Director of communications and human resources, Per Håkon Stenhaug, stated that initially the company will hire 50 or more new staff members.
“In order to achieve our ambitious goals, we first and foremost need additional expertise. This involves hiring 20-25 people this year, and a further 20 to 30 new employees in the next couple of years,” said Stenhaug, who acknowledged that it could be challenging to get hold of so many professionals in such a short time.

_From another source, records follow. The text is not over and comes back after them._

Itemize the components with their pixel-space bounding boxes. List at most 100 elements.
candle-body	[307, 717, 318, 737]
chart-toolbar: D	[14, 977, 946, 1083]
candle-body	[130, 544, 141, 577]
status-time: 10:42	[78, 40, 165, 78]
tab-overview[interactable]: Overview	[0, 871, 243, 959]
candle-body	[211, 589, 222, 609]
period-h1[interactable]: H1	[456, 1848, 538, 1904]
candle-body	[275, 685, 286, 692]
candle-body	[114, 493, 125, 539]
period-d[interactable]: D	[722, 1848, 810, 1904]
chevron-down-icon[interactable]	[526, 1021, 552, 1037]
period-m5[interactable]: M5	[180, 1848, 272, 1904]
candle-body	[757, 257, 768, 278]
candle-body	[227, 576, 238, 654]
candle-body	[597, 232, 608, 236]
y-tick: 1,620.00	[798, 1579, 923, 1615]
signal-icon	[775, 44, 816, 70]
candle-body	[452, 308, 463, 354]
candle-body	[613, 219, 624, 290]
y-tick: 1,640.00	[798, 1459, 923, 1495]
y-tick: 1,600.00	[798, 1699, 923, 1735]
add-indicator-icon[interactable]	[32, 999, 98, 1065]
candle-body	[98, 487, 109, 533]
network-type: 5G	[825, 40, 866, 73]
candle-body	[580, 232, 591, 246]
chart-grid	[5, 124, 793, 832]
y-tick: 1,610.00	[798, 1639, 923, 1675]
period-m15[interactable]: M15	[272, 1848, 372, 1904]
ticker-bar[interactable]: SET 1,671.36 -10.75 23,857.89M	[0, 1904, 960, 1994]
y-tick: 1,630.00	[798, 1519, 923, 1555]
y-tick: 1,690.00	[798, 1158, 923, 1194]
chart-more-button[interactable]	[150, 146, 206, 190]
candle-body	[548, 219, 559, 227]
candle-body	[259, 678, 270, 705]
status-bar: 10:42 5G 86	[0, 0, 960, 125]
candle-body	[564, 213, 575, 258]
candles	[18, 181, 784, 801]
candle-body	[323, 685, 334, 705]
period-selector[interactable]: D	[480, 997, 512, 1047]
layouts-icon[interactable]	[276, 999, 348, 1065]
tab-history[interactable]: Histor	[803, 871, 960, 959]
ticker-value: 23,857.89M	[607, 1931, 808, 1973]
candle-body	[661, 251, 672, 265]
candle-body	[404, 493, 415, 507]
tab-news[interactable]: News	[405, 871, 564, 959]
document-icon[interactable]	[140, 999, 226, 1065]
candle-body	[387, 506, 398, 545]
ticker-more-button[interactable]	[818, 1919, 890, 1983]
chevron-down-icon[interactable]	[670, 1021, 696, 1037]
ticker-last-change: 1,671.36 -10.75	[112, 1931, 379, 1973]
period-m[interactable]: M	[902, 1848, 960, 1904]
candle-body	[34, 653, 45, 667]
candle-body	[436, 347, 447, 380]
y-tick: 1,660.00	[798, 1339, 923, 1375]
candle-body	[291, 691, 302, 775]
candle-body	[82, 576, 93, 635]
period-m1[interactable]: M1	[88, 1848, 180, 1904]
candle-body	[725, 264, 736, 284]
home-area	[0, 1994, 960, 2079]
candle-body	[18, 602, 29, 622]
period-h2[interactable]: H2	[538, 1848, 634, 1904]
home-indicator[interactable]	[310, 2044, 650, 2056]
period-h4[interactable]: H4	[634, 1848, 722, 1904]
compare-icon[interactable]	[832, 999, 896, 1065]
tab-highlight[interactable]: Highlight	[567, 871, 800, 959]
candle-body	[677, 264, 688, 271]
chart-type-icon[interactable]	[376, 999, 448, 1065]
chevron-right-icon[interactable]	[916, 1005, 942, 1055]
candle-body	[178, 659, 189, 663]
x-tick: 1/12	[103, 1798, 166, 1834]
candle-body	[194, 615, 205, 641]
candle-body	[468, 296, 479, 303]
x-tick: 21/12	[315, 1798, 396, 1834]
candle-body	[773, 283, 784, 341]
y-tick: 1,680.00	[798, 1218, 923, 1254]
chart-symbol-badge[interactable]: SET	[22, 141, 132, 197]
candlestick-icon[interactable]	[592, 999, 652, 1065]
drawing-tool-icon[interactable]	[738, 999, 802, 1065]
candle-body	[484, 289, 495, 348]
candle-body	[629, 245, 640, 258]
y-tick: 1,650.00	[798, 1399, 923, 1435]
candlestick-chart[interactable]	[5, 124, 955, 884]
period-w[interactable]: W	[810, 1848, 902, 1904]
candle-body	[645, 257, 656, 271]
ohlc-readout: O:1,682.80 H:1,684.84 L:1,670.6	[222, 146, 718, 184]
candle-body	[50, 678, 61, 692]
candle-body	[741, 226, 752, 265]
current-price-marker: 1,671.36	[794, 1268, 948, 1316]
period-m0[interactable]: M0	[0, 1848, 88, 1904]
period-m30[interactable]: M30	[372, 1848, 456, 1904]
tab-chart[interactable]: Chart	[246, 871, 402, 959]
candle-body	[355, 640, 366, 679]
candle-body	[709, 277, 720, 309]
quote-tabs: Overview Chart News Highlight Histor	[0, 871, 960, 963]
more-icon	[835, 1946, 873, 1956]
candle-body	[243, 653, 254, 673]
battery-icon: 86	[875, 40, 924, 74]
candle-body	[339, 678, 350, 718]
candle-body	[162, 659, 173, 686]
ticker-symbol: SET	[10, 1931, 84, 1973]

“The competition for professionals and expertise in this industry is very strong, but supported by such a solid owner and with many exciting national and international projects underway, should be quite attractive in the labour market.
“Moreover, I am completely convinced that Pure Salmon Kaldnes’ strong focus on sustainability and fish welfare will contribute to boost interest, combined with our increased focus on research and innovation.”
Stenhaug is expecting to recruit both in Norway and internationally.
“We need both established professionals and recent graduates, as well as relevant applicants from other industries who wish to change fields. This includes everything from project managers to positions related to automation, process operation and innovation,” said the HR chief.
Pure Salmon Kaldnes will be on the lookout for potential recruits at the Aqua Nor trade fair being held in Trondheim this week.
“We are especially looking forward to getting in touch with potential new co-workers who would like to join an exciting journey towards our new goals,” said Stenhaug.
Although it is now owned by 8F, Pure Salmon Kaldnes will continue as a consultant, contractor and supplier of equipment, services and recirculating aquaculture system (RAS) technologies for all customers.
Pure Salmon currently operates a small on-land salmon farm in Poland in conjunction with Israeli RAS provider AquaMaof, which has been the company’s chosen technology partner.
The salmon farmer is currently constructing salmon RAS facilities in France and Japan with AquaMaof, with advanced plans for another in the US state of Virginia and ambitions to build RAS in other countries including China. It plans a global production of 260,000 tonnes of salmon a year in egg-to-pack RAS facilities with annual capacities of 10,000 or 20,000 tonnes.
Neither AquaMaof nor Pure Salmon has said if their relationship will continue.